A music video for "Reflektor" was released on September 9, 2013, through YouTube. It was directed by Anton Corbijn, with art direction done by Anastasia Masaro. The video won the Best Art Direction award at the 2014 MTV Video Music Awards. Katie Hasty of HitFix summarized the video, stating that "Corbijn's black-and-white version of the "Reflektor" experience has its own quirks, too, as the band dons oversized papier mache heads like puppet versions of themselves, hunting down the Disco Ball Man and putting the doll versions of themselves in a shiny coffin." An interactive music video was also made available to the public, which was directed by Vincent Morisset. However, it was made only accessible through the web browser Google Chrome. For this video, the user oversees dancer Axelle Munezero's journey through the streets of Haiti.

==Packaging==
===Artwork===
The single's cover artwork makes no mention of the band's name, and is instead credited to the fictional band The Reflektors. The front cover features a silhouette image of the band's core members. The album's back cover features a woman touching one of the band's Haitian veve images, used previously in a guerrilla marketing to promote Reflektors forthcoming release.

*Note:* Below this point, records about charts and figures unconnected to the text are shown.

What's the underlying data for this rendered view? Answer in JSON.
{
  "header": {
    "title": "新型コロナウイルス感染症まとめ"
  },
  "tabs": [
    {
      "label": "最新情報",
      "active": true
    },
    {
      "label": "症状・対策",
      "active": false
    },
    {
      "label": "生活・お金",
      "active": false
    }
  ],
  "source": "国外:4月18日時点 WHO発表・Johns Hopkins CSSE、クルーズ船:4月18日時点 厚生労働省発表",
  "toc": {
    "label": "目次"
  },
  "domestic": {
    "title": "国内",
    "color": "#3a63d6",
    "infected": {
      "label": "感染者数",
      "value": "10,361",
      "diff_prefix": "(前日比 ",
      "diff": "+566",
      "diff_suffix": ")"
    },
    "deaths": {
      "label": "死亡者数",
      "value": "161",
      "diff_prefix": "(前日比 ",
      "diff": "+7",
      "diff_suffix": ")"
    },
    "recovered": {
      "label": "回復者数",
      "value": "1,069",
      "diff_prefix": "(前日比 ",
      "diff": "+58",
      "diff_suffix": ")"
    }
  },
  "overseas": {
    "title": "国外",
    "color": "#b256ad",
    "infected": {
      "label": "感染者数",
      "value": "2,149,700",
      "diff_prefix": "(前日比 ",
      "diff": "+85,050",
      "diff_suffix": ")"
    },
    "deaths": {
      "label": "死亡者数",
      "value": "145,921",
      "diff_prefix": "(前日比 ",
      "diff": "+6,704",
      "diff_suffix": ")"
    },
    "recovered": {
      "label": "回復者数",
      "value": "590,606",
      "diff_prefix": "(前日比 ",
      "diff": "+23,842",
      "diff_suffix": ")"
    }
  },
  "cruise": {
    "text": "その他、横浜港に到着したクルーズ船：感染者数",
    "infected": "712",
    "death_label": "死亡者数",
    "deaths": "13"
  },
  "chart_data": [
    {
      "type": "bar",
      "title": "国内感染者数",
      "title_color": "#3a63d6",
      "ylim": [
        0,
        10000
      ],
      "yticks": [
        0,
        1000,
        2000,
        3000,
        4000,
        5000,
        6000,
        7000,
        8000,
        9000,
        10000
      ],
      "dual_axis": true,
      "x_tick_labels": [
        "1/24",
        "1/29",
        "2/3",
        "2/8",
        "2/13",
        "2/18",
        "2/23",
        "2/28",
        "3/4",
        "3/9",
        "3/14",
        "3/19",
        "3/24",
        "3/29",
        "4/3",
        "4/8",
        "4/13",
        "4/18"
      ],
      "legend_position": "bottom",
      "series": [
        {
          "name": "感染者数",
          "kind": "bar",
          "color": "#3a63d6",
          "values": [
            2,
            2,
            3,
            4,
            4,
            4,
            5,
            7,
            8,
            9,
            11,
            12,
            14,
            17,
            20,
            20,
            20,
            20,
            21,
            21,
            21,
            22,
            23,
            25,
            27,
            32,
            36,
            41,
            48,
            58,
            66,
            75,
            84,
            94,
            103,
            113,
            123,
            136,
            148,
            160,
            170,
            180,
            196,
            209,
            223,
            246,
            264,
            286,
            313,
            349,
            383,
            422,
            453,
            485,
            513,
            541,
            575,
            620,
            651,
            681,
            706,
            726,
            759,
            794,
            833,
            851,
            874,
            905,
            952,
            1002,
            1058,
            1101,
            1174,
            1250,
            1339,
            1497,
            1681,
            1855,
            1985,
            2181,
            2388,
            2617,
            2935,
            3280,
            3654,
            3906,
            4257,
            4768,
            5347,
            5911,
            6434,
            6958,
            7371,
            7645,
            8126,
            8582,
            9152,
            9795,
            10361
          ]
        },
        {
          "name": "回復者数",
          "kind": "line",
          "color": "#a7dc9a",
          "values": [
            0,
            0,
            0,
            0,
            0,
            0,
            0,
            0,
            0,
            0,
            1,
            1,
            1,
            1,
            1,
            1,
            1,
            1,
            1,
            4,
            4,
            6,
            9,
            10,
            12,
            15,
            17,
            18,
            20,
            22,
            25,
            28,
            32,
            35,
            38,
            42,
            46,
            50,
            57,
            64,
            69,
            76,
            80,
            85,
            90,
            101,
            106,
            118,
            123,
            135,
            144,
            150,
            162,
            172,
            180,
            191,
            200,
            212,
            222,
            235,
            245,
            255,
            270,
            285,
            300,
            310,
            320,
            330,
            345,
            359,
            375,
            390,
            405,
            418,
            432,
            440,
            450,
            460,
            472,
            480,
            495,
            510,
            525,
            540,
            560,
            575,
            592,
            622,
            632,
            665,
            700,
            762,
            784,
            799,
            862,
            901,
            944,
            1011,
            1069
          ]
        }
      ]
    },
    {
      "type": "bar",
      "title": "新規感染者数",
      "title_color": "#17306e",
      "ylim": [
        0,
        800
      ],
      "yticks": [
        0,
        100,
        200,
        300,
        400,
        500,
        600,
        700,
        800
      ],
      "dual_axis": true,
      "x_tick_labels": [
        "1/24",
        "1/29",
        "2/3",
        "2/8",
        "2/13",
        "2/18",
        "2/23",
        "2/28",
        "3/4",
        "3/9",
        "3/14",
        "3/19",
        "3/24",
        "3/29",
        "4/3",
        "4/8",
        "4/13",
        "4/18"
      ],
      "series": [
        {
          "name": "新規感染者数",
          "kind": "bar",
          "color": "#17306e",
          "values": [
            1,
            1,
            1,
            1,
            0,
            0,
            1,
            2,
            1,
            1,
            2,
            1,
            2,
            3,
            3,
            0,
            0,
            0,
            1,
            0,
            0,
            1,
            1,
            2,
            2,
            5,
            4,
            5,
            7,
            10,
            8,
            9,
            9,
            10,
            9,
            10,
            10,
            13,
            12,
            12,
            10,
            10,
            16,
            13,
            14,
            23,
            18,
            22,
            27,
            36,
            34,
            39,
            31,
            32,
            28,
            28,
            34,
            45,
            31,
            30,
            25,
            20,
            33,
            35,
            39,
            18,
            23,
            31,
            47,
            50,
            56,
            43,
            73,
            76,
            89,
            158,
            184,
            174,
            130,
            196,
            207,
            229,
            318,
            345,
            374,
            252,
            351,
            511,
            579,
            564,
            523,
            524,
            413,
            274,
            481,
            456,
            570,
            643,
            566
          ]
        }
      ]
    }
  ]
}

===Fictional track listing===
The remainder of the 12" vinyl's artwork suggests that it is a full-length album by The Reflektors. A fictional album track listing, inspired by the song's lyrical content, is featured on its back cover.

- Disc one
1. "Prism of Light"
2. "Darkness of White"
3. "Alone on a Stage"
4. "Reflective Age"
5. "L'Aurore"
6. "If This Is Heaven"
7. "A Way to Enter"

- Disc two
8. "Signals We Send"
9. "Staring at a Screen"
10. "The Connector"
11. "The Other Side"
12. "Our Love Is Plastic"
13. "Break Me (Down Down Down)"
14. "The Resurrector"

==Track listing==
- Merge / Sonovox — MRG484

Side A
| No. | Title | Length |
|---|---|---|
| 1. | "Reflektor" | 7:42 |

Side B
| No. | Title | Length |
|---|---|---|
| 1. | "Reflektor" (Instrumental) | 7:42 |

==Credits and personnel==
Personnel adapted from the single's liner notes.

Arcade Fire
- Win Butler – vocals
- Régine Chassagne – vocals
- Richard Reed Parry – electric guitar, backing vocals
- Will Butler – keyboards, backing vocals
- Tim Kingsbury – electric guitar, backing vocals
- Jeremy Gara – drums

Additional musicians
- David Bowie – additional vocals
- Owen Pallett – orchestral arrangements
- Colin Stetson – saxophone
- Stuart Bogie – saxophone
- Willinson Duprate – congas
- Verrieux Zile – congas

Recording personnel
- James Murphy – production
- Markus Dravs – production
- Arcade Fire – production
- Mark Lawson – additional production, recording
- Korey Richey – recording
- Pascal Shefteshy – recording
- Damian Taylor – recording
- Tom Elmhirst – mixing
- Ted Jensen – mastering

==Chart performance==

===Weekly charts===

| Chart (2013) | Peak position |
|---|---|
| Australia (ARIA) | 96 |
| Belgium (Ultratip Bubbling Under Flanders) | 35 |
| Belgium (Ultratip Bubbling Under Wallonia) | 38 |
| Canada (Canadian Hot 100) | 20 |
| Canada Rock (Billboard) | 8 |
| Czech Republic Modern Rock (IFPI) | 15 |
| France (SNEP) | 67 |
| Ireland (IRMA) | 20 |
| Poland (LP3) | 32 |
| Scotland Singles (OCC) | 51 |
| Spain (Promusicae) | 42 |
| UK Singles (OCC) | 44 |
| US Billboard Hot 100 | 99 |
| US Adult Alternative Airplay (Billboard) | 11 |
| US Alternative Airplay (Billboard) | 17 |
| US Hot Rock & Alternative Songs (Billboard) | 14 |
| US Rock & Alternative Airplay (Billboard) | 24 |

===Year-end charts===

| Chart (2013) | Position |
|---|---|
| US Hot Rock Songs (Billboard) | 71 |

==Certifications==

| Region | Certification | Certified units/sales |
| Canada (Music Canada) | Platinum | 80,000^{‡} |
^{‡} Sales+streaming figures based on certification alone.